The Eczema Pattern No One Talks About
- Meeka Raiter

- Jan 15
- 2 min read
Most eczema sufferers share a similar history.
Highly processed foods
Heavy reliance on plant foods believed to be “healthy”
Years of seed oils
Repeated topical suppression
And a skin barrier that never quite recovers
Eczema does not start on the skin.
It shows up there.

Oxalates and Skin Inflammation
Oxalates are naturally occurring plant defense compounds.
They bind to minerals like calcium and can form sharp crystalline structures in the body.
According to discussions led by Dr. Chaffee and echoed by Dr. Berry, oxalates can accumulate in tissues when intake is high and clearance pathways are overwhelmed. Skin is one of the places they may surface.
Common high-oxalate foods include:
Spinach
Almonds
Dark chocolate
Sweet potatoes
Beets
Many nuts and seeds
Beans
Wheat
Potatoes
Buckwheat
In sensitive individuals, oxalate overload has been associated with:
Burning or itchy skin
Eczema flares
Rashes that migrate or worsen unpredictably
Delayed skin healing
When people reduce oxalates, they often report an adjustment period followed by calmer skin and fewer flares. This is something many carnivore and animal-based practitioners observe repeatedly in clinic and community reports.
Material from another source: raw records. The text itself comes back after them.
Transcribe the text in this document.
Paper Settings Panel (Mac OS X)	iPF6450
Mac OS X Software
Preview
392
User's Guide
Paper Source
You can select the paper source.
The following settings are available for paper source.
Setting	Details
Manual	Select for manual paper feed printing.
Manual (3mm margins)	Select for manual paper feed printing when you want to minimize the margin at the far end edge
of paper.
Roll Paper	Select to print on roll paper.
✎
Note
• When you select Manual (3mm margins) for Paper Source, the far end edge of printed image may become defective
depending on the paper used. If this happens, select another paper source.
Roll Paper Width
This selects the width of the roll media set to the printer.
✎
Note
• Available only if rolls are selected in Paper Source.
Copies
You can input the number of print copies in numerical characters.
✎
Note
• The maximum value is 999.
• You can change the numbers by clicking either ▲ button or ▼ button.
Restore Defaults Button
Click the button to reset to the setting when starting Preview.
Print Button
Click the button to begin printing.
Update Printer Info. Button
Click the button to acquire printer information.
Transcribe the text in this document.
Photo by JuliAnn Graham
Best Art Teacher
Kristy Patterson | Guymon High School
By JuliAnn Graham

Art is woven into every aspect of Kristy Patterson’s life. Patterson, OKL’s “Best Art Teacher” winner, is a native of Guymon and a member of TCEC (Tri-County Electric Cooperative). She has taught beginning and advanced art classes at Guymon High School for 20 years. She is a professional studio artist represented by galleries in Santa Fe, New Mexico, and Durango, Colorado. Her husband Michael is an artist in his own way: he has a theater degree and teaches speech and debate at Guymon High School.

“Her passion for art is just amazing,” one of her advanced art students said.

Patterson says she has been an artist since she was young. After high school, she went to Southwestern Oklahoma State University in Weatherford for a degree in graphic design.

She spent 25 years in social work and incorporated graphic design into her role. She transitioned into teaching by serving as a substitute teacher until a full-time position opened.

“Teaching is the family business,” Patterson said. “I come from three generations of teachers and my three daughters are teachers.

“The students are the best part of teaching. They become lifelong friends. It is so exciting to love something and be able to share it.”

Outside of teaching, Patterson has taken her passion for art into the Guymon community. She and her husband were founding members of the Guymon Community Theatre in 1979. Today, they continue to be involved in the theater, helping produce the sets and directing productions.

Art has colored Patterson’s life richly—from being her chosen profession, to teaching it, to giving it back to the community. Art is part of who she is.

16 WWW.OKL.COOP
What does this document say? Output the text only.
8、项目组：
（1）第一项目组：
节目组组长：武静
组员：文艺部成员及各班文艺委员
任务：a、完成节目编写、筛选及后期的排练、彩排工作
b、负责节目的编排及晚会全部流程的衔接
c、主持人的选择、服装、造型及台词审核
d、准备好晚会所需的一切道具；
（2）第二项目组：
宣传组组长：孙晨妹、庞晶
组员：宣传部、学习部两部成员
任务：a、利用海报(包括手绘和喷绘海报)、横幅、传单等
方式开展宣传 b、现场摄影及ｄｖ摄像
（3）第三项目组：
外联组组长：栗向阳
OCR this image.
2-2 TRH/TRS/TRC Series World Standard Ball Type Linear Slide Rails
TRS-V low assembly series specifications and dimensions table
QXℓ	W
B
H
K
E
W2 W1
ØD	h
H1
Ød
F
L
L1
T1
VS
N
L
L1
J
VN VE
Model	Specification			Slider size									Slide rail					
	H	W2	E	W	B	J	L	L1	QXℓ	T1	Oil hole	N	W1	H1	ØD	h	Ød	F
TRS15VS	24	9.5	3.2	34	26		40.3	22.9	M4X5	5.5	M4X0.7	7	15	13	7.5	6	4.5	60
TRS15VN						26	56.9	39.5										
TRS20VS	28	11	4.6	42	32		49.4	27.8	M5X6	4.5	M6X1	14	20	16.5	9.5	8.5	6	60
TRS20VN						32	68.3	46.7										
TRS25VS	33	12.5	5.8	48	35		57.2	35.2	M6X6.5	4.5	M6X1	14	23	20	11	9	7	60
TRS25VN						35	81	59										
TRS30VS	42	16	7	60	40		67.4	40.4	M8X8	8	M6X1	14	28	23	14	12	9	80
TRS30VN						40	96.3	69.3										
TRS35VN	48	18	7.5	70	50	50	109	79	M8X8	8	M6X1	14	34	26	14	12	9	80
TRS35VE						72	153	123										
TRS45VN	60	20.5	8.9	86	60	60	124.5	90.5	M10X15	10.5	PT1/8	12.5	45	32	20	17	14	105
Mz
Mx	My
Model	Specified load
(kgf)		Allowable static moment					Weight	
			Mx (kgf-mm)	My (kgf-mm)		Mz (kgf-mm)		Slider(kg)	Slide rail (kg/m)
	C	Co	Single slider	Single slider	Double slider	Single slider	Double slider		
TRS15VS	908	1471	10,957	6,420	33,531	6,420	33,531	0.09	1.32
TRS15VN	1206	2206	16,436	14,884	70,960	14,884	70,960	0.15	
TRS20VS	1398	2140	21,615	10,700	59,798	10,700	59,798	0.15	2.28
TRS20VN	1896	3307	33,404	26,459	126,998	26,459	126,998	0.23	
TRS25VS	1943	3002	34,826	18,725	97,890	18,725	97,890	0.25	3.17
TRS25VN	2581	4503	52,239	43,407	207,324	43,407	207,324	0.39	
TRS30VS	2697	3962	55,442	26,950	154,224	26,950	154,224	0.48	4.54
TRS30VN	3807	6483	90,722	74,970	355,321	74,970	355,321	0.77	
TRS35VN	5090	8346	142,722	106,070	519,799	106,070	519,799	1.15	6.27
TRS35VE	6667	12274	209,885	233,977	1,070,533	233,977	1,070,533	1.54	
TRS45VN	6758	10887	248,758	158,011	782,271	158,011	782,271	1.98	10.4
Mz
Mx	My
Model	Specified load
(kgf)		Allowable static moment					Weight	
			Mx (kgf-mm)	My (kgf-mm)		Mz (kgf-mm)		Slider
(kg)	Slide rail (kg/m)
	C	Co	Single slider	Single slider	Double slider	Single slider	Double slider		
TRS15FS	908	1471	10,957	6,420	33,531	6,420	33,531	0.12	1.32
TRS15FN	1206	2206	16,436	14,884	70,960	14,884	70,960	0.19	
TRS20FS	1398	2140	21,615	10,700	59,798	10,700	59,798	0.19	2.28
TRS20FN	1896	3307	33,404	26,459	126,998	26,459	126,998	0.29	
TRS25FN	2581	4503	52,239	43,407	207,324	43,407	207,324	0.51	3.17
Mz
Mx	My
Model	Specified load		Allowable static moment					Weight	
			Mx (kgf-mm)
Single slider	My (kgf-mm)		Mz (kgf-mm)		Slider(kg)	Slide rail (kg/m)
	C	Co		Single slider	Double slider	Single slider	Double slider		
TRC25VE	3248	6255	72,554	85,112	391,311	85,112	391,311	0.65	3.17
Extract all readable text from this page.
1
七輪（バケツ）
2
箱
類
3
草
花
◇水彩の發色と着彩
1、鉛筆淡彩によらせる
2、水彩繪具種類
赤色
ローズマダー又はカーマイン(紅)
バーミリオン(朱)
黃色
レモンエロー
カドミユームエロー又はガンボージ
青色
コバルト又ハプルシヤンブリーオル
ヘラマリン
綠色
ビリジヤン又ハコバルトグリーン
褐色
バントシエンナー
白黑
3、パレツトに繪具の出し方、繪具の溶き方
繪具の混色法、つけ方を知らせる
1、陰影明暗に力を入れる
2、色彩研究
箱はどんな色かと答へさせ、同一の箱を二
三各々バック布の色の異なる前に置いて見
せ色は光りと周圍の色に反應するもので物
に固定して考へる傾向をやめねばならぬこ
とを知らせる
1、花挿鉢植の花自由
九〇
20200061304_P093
Seed Oils and the Broken Skin Barrier
Seed oils are a newer addition to the human diet. Canola, soybean, sunflower, safflower and corn oil are rich in unstable polyunsaturated fats.
Dr. Saladino speaks extensively about how excess omega-6 fats contribute to systemic inflammation and impair mitochondrial and cellular signaling. Skin cells rely heavily on fat composition to maintain barrier integrity.
When seed oils dominate the diet:
Cell membranes become fragile
Inflammatory signaling increases
Skin becomes reactive and slow to repair
Moisture loss accelerates
No topical product can fully compensate for a diet that destabilizes the skin barrier from the inside.
Why Tallow Makes Sense for Eczema-Prone Skin
This is where things begin to feel logical again.
Tallow is rich in:
Stearic acid
Palmitic acid
Oleic acid
Fat-soluble vitamins A, D, E and K
These are the very fats human skin is built from.
When applied topically, properly rendered tallow:
Supports barrier repair
Reduces transepidermal water loss
Feeds the skin without overstimulation
Does not disrupt the microbiome
For eczema-prone skin, less stimulation equals more healing.
No chasing actives.
No constant exfoliation.
No stripping and re-coating.
Just nourishment.

Dietary Shifts That Often Ease Eczema
While every body is unique, the following changes are repeatedly associated with improvement in eczema symptoms within carnivore and animal-based circles.
Reduce or Remove Oxalate-Heavy Foods
This is not about fear mongering. It is about relief. Gradual reduction is often gentler than sudden elimination.
Remove Industrial Seed Oils
Replace with stable fats such as:
Tallow
Butter
Ghee
Animal fats
Prioritise Animal-Based Nutrition
Animal foods provide:
Highly bioavailable protein
Fat-soluble vitamins
Structural fats the skin recognises
Many people notice skin improvement before digestion, weight, or energy changes.
Simplify Topical Inputs
Eczema-prone skin often thrives when the product list shrinks.
Tallow-based balms with minimal ingredients are frequently better tolerated than complex formulations.

The Bigger Picture
Eczema is a protective response from a body under metabolic and inflammatory stress.
When oxalates are reduced, seed oils are removed, and skin is fed with fats it recognises, the body often remembers how to heal.
Slowly.
Quietly.
Without drama.
That is the kind of healing that lasts.